Based on results by Chen et al.(2010), a concentration of 0.5 mM GSSG was able to induce a significant increase in eNOS S-glutathionylation; and increasing concentrations of GSSG affected eNOS S-glutathionylation in a dose-responsive manner in vitro. UFP and hypoxia/reoxygenation were demonstrated to be modulators of the response-response relationship between glutathione oxidation and S-glutathionylation of eNOS (Du et al., 2013; De Pascali et al., 2014). Additional experiments using other stressors or oxidants would be beneficial in further understanding of this relationship, specifically around the temporal aspect (i.e. does glutathione oxidation occur at an earlier time point than eNOS S-glutathionylation?).
Known modulating factors
Known Feedforward/Feedback loops influencing this KER
Domain of Applicability
The evidence supporting this key event relationship are from BAECs, HAECs, LDLR-null mice, and SHR rats (Chen et al., 2010; De Pascali et al., 2014; Du et al., 2013).
Chen, C.-A., Wang, T.-Y., Varadharaj, S., Reyes, L.A., Hemann, C., Talukder, M.A.H., Chen, Y.-R., Druhan, L.J., and Zweier, J.L. (2010).
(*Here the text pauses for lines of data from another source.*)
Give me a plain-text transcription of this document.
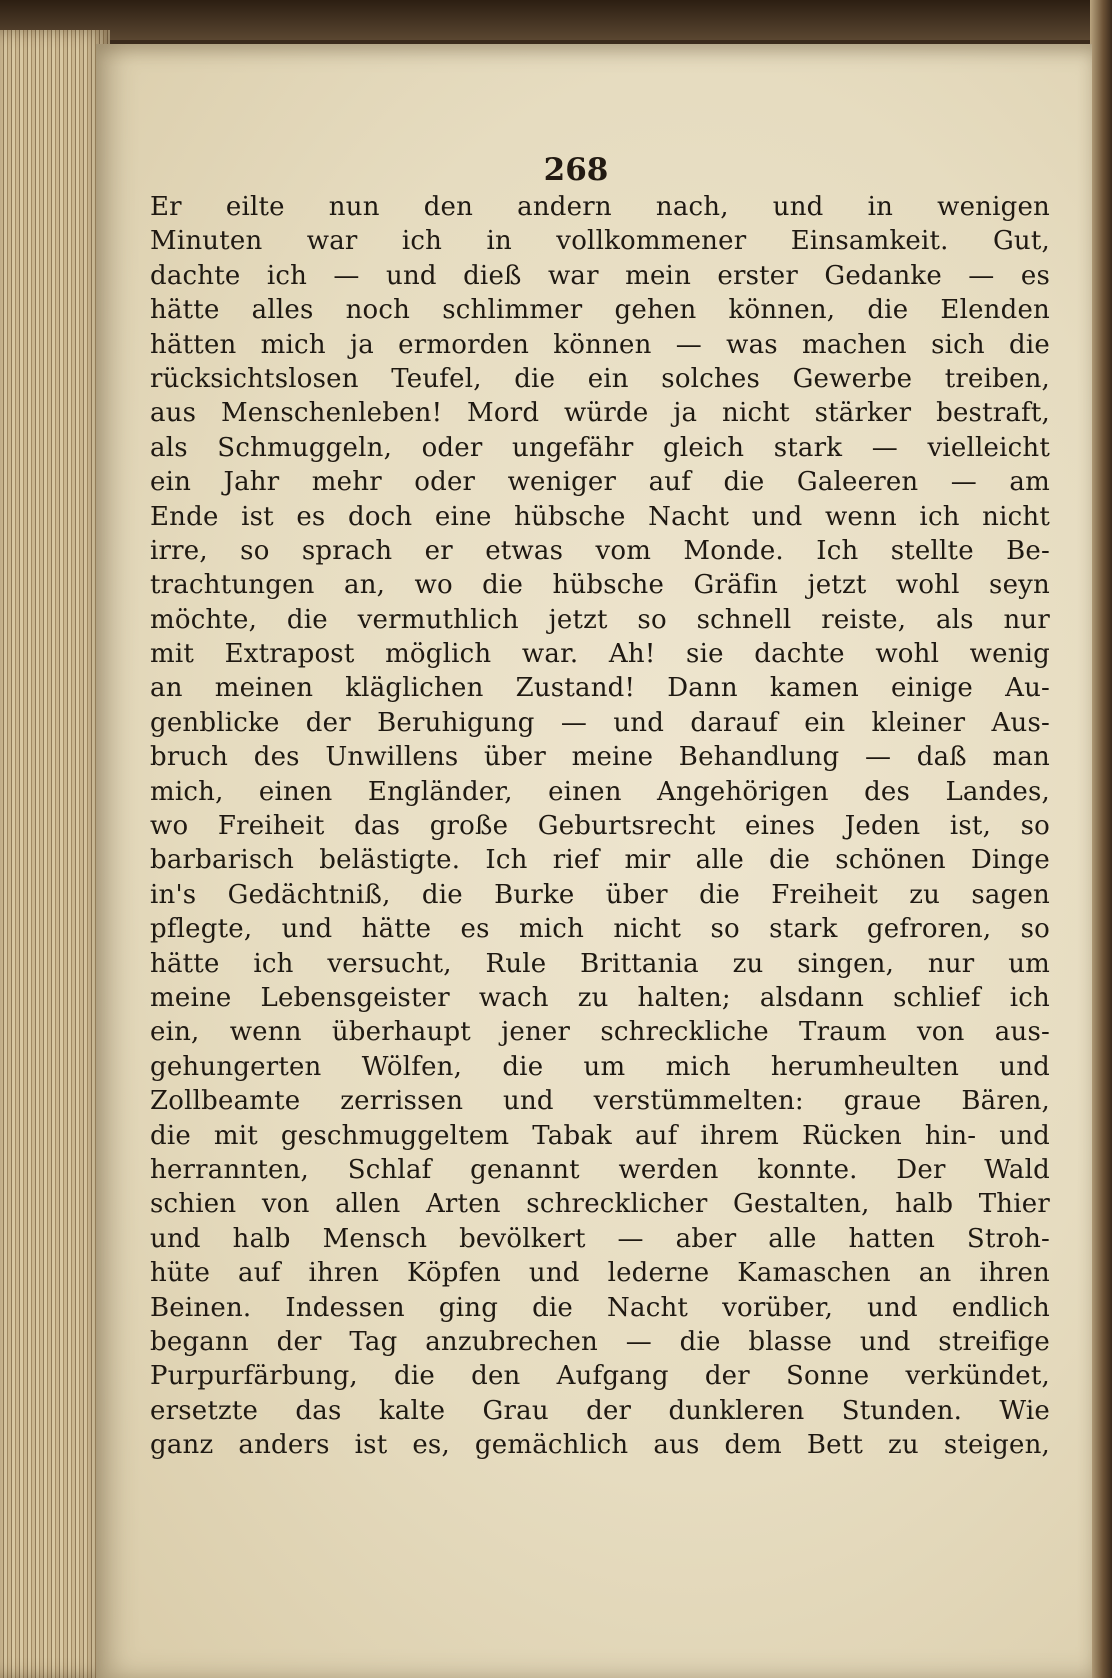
268

Er eilte nun den andern nach, und in wenigen
Minuten war ich in vollkommener Einsamkeit. Gut,
dachte ich — und dieß war mein erster Gedanke — es
hätte alles noch schlimmer gehen können, die Elenden
hätten mich ja ermorden können — was machen sich die
rücksichtslosen Teufel, die ein solches Gewerbe treiben,
aus Menschenleben! Mord würde ja nicht stärker bestraft,
als Schmuggeln, oder ungefähr gleich stark — vielleicht
ein Jahr mehr oder weniger auf die Galeeren — am
Ende ist es doch eine hübsche Nacht und wenn ich nicht
irre, so sprach er etwas vom Monde. Ich stellte Be-
trachtungen an, wo die hübsche Gräfin jetzt wohl seyn
möchte, die vermuthlich jetzt so schnell reiste, als nur
mit Extrapost möglich war. Ah! sie dachte wohl wenig
an meinen kläglichen Zustand! Dann kamen einige Au-
genblicke der Beruhigung — und darauf ein kleiner Aus-
bruch des Unwillens über meine Behandlung — daß man
mich, einen Engländer, einen Angehörigen des Landes,
wo Freiheit das große Geburtsrecht eines Jeden ist, so
barbarisch belästigte. Ich rief mir alle die schönen Dinge
in's Gedächtniß, die Burke über die Freiheit zu sagen
pflegte, und hätte es mich nicht so stark gefroren, so
hätte ich versucht, Rule Brittania zu singen, nur um
meine Lebensgeister wach zu halten; alsdann schlief ich
ein, wenn überhaupt jener schreckliche Traum von aus-
gehungerten Wölfen, die um mich herumheulten und
Zollbeamte zerrissen und verstümmelten: graue Bären,
die mit geschmuggeltem Tabak auf ihrem Rücken hin- und
herrannten, Schlaf genannt werden konnte. Der Wald
schien von allen Arten schrecklicher Gestalten, halb Thier
und halb Mensch bevölkert — aber alle hatten Stroh-
hüte auf ihren Köpfen und lederne Kamaschen an ihren
Beinen. Indessen ging die Nacht vorüber, und endlich
begann der Tag anzubrechen — die blasse und streifige
Purpurfärbung, die den Aufgang der Sonne verkündet,
ersetzte das kalte Grau der dunkleren Stunden. Wie
ganz anders ist es, gemächlich aus dem Bett zu steigen,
S-glutathionylation uncouples eNOS and regulates its cellular and vascular function. Nature 468, 1115–1118.
De Pascali, F., Hemann, C., Samons, K., Chen, C.-A., and Zweier, J.L. (2014). Hypoxia and reoxygenation induce endothelial nitric oxide synthase uncoupling in endothelial cells through tetrahydrobiopterin depletion and S-glutathionylation. Biochemistry (Mosc.) 53, 3679–3688.
Du, Y., Navab, M., Shen, M., Hill, J., Pakbin, P., Sioutas, C., Hsiai, T.K., and Li, R. (2013). Ambient ultrafine particles reduce endothelial nitric oxide production via S-glutathionylation of eNOS. Biochem. Biophys. Res. Commun. 436, 462–466.